Na opinião do presidente da Rede Nacional de Combate ao Tráfico de Animais Silvestre, Dener Giovanini, não é possível subestimar o organização destas quadrilhas. Ele lembra que a Comissão Parlamentar de Inquérito (CPI) do Tráfico de Animais indicou que muitas vezes a captura ilegal está atrelada a dinheiro sujo de drogas e armas.

A coordenadora de proteção e manejo do Centro de Répteis e Anfíbios do Ibama, Vera Lúcia Luz, afirma que recentes apreensões feitas na bacia do Amazonas já deveriam ter mobilizado uma fiscalização mais acirrada do órgão ambiental contra os tartarugueiros. Neste ano, foi apreendido um barco com 1,9 mil filhotes nas cercanias de Manaus. Em 2005, 1,1 mil tracajás adultos foram pegos em operações no Baixo Rio Negro, região que se tornou a rota dos tartarugueiros que vão a Roraima. “A gente vem falando sobre este problema faz tempo, mas parece que não é prioridade”, diz Vera Lúcia, sem esconder insatisfação. Neves Júnior, do Ibama de Roraima, também reclama. “Hoje quem fiscaliza, como este pessoal que foi atacado, faz por amor, não há recurso.”

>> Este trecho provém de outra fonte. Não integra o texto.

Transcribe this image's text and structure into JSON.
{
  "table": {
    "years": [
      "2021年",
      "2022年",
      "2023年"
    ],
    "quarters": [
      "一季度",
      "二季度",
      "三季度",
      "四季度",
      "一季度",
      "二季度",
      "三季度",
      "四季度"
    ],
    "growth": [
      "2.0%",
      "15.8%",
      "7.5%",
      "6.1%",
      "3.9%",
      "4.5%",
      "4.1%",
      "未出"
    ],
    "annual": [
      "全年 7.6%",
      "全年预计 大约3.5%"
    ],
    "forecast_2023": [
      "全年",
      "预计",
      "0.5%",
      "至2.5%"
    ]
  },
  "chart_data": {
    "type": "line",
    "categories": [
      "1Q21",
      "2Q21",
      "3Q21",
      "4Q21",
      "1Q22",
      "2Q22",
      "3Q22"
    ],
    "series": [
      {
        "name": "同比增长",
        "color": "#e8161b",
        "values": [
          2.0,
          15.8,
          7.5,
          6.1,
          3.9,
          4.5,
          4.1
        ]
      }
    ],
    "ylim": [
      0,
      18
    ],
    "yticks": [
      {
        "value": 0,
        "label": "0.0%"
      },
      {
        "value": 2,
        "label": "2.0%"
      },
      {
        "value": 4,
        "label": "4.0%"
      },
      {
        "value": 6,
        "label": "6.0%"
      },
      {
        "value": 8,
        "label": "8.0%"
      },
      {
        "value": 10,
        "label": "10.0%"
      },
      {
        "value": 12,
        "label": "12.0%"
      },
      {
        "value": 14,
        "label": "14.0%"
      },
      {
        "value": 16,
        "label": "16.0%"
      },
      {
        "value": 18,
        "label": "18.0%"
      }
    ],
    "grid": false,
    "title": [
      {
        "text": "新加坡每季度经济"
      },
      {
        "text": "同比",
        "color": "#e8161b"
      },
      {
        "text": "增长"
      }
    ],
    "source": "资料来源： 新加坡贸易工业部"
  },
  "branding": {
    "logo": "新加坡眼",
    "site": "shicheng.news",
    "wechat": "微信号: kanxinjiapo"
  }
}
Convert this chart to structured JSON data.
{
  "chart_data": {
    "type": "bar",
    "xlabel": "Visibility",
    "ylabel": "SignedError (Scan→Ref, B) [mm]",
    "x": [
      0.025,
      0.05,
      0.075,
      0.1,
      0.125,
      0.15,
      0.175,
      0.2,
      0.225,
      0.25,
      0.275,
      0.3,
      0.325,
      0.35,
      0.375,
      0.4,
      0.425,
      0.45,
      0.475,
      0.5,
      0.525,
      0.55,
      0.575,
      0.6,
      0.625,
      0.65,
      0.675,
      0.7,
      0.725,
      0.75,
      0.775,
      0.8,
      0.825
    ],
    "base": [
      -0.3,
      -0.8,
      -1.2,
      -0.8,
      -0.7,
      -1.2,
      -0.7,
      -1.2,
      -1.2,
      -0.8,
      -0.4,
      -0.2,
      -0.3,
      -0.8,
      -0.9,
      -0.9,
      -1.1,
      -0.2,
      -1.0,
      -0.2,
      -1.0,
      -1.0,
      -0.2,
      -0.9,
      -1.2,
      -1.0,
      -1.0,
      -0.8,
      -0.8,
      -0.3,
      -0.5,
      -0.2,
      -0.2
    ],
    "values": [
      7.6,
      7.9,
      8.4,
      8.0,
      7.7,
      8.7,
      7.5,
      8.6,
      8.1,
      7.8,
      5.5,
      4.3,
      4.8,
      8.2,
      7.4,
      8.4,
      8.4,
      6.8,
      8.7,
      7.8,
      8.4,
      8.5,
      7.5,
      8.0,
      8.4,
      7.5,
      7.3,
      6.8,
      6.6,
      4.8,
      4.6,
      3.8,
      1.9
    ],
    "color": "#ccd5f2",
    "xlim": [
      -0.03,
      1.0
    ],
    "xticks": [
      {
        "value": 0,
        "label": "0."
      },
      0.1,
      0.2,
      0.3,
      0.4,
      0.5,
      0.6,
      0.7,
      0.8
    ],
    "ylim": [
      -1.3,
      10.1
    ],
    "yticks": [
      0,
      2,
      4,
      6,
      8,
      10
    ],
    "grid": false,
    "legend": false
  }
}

A saída para combater o tráfico de tartarugas tem sido apostar em criadouros legalizados. Hoje o Centro de Répteis e Anfíbios já licenciou 120 criadouros na Região Norte, e há cerca de 100 mil animais prontos para o abate. Para aumentar o comércio legal, o Ibama chega a doar 10% dos carregamentos de tartarugas apreendidas para que reproduzam em cativeiro. Assim mesmo, relata-se que, em Manaus, quem quer fazer uma “boa tartarugada” está sempre atrás das espécies retiradas do rio.